Meski dilihat dari segi kerusakan, apa yang dilakukan Aries dan Scorpius selama pelarian mereka sebenarnya jauh lebih parah dibandingkan yang dilakukan para demihuman, kami setidaknya masih bergerak dari satu tempat ke tempat lain. Sulit bagi siapa pun untuk menemukan kami, apalagi menangkap.
Sebaliknya, wilayah para demihuman... tetap di tempat. Mudah ditemukan. Dan parahnya, pihak kerajaan tidak tahu banyak tentang kondisi mereka.
Berbeda dengan kami, yang kekuatannya telah diukur dan diketahui oleh tokoh-tokoh besar seperti Megrez, Merak, dan Mizar—mereka paham betul kalau menyerang kami itu sama saja bunuh diri. Tak ada yang cukup bodoh untuk membuang-buang pasukan melawan kumpulan monster yang kami miliki.
Namun tidak dengan para demihuman. Dari sudut pandang luar, mereka hanyalah kaum liar yang telah menyerang naga pelindung Draupnir. Dan sekarang, tanpa Leon sebagai pendukung utama, mereka tampak lebih lemah dari sebelumnya. Ini membuat mereka jadi target sempurna.
Padahal, fakta bahwa mereka bisa mengalahkan naga itu adalah karena racun Scorpius yang memperlemah si naga terlebih dahulu. Jika mereka bertarung tanpa bantuan eksternal, bahkan dengan keberuntungan pun kemenangan mereka masih sangat diragukan.
Seandainya Leon masih ada dan berdiri, mungkin mereka bisa bertahan. Tapi selama ini Leon sudah habis-habisan menghadapi Benetnash, dan hasil akhirnya tetap sama: kehancuran.
Kalau Benetnash yang bertindak sendiri, dia bisa menghapus desa-desa mereka hanya dengan satu mantra sihir area. Tak berlebihan, memang seperti itulah skalanya.
Semuanya... berawal dari aku.
Aku yang mengadopsi Leon. Aku yang punya Scorpius. Dan Scorpius-lah yang menyebabkan naga pelindung itu melemah. Semua kekacauan ini, pada akhirnya, adalah karena aku.
Jadi, aku tidak bisa menutup mata dan membiarkan mereka binasa begitu saja.
Setidaknya... aku harus memberi mereka satu pilihan.
“Kalau begitu, aku punya saran. Bagaimana kalau kalian mengungsi sementara ke Menara Mafahl, sampai keadaan tenang kembali?”
Aku tidak akan meminta mereka menjadi bawahanku. Menara itu sekarang kosong. Selama mereka tidak mencuri apa-apa, tak masalah buatku memberikan tempat itu untuk mereka tinggali.

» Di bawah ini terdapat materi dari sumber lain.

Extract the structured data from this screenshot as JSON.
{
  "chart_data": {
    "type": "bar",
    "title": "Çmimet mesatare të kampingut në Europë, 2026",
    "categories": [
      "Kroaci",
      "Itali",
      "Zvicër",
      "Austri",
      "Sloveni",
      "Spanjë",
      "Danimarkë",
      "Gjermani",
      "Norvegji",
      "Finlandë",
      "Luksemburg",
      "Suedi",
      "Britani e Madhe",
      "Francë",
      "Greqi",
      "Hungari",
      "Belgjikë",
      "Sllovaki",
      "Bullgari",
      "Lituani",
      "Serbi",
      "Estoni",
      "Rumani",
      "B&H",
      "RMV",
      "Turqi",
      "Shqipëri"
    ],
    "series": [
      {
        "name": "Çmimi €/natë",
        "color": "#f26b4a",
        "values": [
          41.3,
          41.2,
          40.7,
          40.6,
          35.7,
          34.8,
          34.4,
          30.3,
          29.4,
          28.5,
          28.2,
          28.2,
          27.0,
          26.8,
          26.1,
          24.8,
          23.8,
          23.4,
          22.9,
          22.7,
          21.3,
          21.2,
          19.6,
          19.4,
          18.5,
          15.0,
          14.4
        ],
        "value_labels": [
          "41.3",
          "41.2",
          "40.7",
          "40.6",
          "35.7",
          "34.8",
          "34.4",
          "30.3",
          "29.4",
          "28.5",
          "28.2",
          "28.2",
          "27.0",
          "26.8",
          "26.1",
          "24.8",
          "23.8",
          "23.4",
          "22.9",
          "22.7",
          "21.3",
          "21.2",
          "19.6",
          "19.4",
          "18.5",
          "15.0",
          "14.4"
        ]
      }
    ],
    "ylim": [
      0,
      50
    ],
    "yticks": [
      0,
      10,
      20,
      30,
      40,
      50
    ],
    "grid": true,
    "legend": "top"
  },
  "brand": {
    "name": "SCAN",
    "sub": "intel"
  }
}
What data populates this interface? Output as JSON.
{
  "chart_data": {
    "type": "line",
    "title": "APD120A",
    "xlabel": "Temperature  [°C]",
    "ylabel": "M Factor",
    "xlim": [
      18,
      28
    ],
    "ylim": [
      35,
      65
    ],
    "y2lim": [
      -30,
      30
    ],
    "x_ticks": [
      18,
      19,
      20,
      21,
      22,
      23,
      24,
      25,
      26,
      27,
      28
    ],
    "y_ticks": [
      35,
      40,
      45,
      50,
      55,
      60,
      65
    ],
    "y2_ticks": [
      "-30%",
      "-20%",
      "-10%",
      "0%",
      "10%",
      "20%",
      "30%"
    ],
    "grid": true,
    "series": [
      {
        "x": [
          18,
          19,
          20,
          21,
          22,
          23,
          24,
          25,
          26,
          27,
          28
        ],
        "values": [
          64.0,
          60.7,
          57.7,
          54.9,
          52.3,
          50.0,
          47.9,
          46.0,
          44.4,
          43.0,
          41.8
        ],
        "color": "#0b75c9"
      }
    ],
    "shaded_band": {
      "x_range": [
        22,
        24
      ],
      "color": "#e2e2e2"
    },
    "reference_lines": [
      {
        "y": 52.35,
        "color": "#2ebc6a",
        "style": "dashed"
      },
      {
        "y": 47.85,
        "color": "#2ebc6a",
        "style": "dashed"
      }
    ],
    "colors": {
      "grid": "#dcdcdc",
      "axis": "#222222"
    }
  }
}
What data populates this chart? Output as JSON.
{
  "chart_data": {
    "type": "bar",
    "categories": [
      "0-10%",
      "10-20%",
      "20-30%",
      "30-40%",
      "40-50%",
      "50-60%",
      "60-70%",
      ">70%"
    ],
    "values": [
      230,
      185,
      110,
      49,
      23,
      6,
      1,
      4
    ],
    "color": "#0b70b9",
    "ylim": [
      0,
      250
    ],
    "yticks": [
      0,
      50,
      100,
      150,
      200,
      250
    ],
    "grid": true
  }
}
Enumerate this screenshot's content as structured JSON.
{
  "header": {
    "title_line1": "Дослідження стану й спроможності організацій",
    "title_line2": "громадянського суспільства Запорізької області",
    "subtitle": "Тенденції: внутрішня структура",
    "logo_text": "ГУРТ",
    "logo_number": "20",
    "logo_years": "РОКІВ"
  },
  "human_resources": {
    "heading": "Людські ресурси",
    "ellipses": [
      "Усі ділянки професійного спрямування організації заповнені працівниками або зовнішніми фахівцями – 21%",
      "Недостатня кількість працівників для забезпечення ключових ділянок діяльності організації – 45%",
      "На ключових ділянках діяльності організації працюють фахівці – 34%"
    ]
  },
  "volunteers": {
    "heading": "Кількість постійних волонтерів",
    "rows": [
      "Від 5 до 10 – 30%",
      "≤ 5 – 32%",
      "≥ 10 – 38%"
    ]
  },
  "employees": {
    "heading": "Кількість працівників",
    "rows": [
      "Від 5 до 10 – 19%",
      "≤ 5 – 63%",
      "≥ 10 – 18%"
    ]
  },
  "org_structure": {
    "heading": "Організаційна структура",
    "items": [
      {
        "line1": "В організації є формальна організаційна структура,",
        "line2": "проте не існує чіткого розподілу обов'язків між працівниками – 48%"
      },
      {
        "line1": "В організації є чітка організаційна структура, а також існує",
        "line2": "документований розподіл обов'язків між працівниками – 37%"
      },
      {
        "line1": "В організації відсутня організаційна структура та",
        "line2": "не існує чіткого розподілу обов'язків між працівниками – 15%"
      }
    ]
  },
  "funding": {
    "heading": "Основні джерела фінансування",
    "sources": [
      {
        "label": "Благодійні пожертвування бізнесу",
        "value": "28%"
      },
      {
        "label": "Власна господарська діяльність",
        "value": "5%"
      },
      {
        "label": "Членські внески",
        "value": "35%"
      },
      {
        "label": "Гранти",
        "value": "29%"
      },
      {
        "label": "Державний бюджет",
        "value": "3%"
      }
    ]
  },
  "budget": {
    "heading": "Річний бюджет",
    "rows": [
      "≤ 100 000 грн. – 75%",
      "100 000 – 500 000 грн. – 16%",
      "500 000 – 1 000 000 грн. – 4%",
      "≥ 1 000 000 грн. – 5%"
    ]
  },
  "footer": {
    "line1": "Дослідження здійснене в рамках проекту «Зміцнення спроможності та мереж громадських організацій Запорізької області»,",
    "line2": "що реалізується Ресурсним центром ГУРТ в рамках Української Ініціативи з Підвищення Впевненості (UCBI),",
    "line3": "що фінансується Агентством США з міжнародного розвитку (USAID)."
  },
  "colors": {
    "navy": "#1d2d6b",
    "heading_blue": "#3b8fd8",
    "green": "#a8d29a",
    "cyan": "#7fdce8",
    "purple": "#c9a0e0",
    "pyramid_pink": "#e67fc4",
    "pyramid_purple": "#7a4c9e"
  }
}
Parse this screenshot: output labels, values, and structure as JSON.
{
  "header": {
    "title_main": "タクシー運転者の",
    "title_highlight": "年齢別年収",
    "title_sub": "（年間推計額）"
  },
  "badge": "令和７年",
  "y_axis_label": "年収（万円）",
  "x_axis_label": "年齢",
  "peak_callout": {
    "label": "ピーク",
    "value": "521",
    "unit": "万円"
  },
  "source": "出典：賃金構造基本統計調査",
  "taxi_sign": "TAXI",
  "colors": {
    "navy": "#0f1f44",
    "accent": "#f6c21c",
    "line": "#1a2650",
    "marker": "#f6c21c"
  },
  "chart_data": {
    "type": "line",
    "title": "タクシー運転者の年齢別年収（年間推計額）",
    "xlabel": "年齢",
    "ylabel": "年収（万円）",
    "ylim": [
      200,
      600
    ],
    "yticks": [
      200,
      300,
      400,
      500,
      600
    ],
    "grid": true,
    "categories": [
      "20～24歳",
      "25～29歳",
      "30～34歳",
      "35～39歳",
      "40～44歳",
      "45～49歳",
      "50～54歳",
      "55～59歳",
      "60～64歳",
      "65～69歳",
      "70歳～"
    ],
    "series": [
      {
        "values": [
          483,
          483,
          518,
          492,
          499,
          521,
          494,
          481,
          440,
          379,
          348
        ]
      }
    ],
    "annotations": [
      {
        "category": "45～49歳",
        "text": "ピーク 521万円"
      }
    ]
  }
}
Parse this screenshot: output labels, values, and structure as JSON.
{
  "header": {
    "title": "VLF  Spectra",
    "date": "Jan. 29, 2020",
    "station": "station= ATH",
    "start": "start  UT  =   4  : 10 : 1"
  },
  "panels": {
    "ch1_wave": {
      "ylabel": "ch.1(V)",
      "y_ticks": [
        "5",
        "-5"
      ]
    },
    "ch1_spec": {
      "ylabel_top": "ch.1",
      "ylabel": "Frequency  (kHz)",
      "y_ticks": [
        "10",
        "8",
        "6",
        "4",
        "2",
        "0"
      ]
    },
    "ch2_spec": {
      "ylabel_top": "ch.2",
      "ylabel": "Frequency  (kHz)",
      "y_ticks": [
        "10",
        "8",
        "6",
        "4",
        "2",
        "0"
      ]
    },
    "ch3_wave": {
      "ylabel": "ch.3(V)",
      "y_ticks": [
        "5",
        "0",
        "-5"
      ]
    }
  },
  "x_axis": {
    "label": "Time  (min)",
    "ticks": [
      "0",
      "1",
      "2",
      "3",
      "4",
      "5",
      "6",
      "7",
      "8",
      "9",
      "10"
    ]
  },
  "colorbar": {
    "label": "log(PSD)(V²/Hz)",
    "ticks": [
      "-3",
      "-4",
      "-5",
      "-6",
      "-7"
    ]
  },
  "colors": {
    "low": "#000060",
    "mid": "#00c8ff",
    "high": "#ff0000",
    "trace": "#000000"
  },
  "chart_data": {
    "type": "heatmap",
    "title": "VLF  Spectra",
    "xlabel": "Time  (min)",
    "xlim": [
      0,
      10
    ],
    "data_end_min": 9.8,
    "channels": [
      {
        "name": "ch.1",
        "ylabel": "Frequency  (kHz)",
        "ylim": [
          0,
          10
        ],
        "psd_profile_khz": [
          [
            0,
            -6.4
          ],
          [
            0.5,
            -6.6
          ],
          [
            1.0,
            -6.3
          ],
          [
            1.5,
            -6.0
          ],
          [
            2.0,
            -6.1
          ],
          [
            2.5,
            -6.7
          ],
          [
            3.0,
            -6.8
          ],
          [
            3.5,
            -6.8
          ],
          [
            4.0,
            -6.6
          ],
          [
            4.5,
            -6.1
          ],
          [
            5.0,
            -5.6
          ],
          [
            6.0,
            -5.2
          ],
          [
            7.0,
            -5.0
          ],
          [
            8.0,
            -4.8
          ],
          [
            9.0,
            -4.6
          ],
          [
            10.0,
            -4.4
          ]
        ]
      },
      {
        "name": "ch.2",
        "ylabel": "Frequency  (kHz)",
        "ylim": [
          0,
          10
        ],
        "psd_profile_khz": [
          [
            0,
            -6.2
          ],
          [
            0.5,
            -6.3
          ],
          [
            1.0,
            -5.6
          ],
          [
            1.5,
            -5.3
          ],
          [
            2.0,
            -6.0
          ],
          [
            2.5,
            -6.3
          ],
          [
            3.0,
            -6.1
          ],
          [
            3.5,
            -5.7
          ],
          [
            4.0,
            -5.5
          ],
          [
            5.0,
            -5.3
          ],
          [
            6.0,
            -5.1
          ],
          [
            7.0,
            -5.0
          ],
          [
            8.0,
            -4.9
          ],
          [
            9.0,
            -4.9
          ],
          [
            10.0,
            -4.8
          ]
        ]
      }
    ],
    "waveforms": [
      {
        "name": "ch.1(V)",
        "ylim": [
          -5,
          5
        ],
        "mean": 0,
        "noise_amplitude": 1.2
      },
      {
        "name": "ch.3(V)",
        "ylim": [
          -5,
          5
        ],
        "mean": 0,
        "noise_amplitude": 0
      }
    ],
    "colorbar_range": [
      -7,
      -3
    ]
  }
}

Dan karena bangunannya menjulang tinggi hingga menembus langit, jumlah orang sebanyak apapun bisa ditampung.
Aku akhirnya paham alasan mengapa dulu aku membuat menara itu setinggi itu—bukan hanya karena kesukaanku yang berlebihan, tapi karena aku butuh tempat bagi semua makhluk yang kutaklukkan, semua golem yang kuciptakan, semua bawahanku yang beraneka rupa. Aku butuh tempat yang mampu menampung kekuatan sebesar itu.
Jadi, sebenarnya, wajar saja kalau sekarang aku ingin menawarkan tempat itu kepada mereka.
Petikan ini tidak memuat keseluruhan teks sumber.